CiV crashes on a newer, high-end system

Solution 1:

Possible cause: >8-core bug

Civilization V has a known issue where it assumes that a computer can't have more than 8 CPU cores. This assumption was (mostly) true at the time of its release: only some very expensive server CPUs and dual-socket systems had that many cores1. SMT virtual 'cores' also counts toward this maximum.

If you have a modern, high end processor, these nowadays come with 12, 16, or even more virtual cores, and whenever civilization happens to run on more than 8 of them, it may crash occasionally.

You can fix this by setting the process affinity mask such that Civilization will run only on the first 8 cores. Scroll down to your specific operating system and follow the instructions for it.

Windows

Open the task-manager using Ctrl-alt-del. Right click the CiV process, and select configure affinity.... Configure the CiV process to only run on at most 8 cores, and only on the first eight cores in that list.

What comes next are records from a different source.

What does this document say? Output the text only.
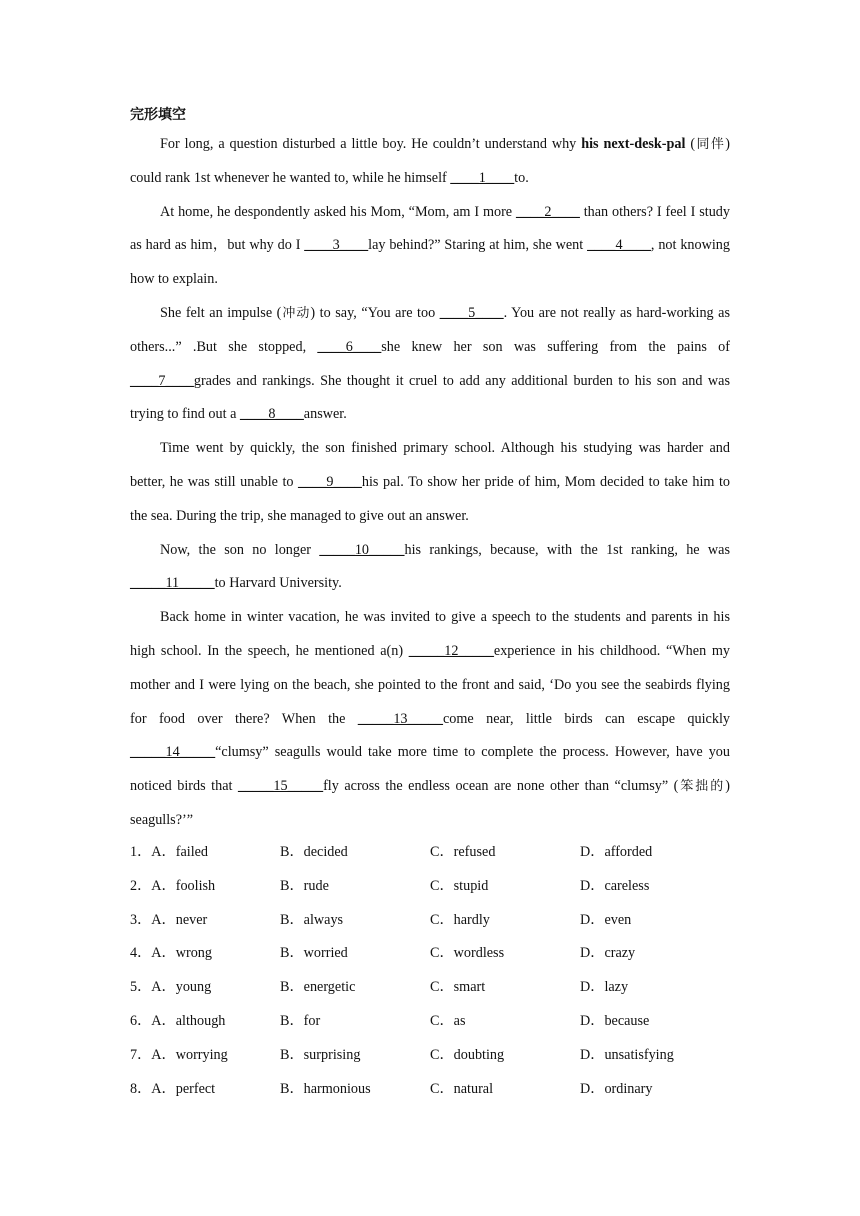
完形填空

For long, a question disturbed a little boy. He couldn’t understand why his next-desk-pal (同伴) could rank 1st whenever he wanted to, while he himself ____1____to.

At home, he despondently asked his Mom, “Mom, am I more ____2____ than others? I feel I study as hard as him，but why do I ____3____lay behind?” Staring at him, she went ____4____, not knowing how to explain.

She felt an impulse (冲动) to say, “You are too ____5____. You are not really as hard-working as others...” .But she stopped, ____6____she knew her son was suffering from the pains of ____7____grades and rankings. She thought it cruel to add any additional burden to his son and was trying to find out a ____8____answer.

Time went by quickly, the son finished primary school. Although his studying was harder and better, he was still unable to ____9____his pal. To show her pride of him, Mom decided to take him to the sea. During the trip, she managed to give out an answer.

Now, the son no longer _____10_____his rankings, because, with the 1st ranking, he was _____11_____to Harvard University.

Back home in winter vacation, he was invited to give a speech to the students and parents in his high school. In the speech, he mentioned a(n) _____12_____experience in his childhood. “When my mother and I were lying on the beach, she pointed to the front and said, ‘Do you see the seabirds flying for food over there? When the _____13_____come near, little birds can escape quickly _____14_____“clumsy” seagulls would take more time to complete the process. However, have you noticed birds that _____15_____fly across the endless ocean are none other than “clumsy” (笨拙的) seagulls?’”

1．A．failed	B．decided	C．refused	D．afforded
2．A．foolish	B．rude	C．stupid	D．careless
3．A．never	B．always	C．hardly	D．even
4．A．wrong	B．worried	C．wordless	D．crazy
5．A．young	B．energetic	C．smart	D．lazy
6．A．although	B．for	C．as	D．because
7．A．worrying	B．surprising	C．doubting	D．unsatisfying
8．A．perfect	B．harmonious	C．natural	D．ordinary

You can also create a .bat script to do this for you every time the game starts up. Use the command

start /AFFINITY FF CiV.exe

to start CiV with the affinity mask on the first 8 CPUs. For more information on how masks work, see this question over at SO. Here the values 1, 2, 4, 8, 16, (...) are your CPU cores.

Crazy computers

If for some reason you want to run this game on a crazy powerful computer with say 2 AMD EPYC 7601s (64C/128T) then you'll have to read up on Processor Groups as well.

Linux

For linux; run the following command after starting CiV, where PID is the process ID it happens to be running at (you can find this out by using top or a similar command):

taskset -p <PID> 0x000000ff

You can also use your desktop environment's process manager, e.g. KSysGuard or gnome-system-monitor. It's also possible to script this. Replace the startup command for cilivization 5 in its startup .sh script from CiV (where this is whatever command runs the game) to taskset 0x000000ff CiV

If you system is NUMA (like AMD Threadripper or a Workstation using 2 server-grade CPUs), or has a very large amount of cores (>32), you'll have to use numactl instead.

numactl --physcpubind=+0-7 CiV

1: There was one exception: The only consumer CPU that did at the time of its release was the Core i7-980X, a $1000 part.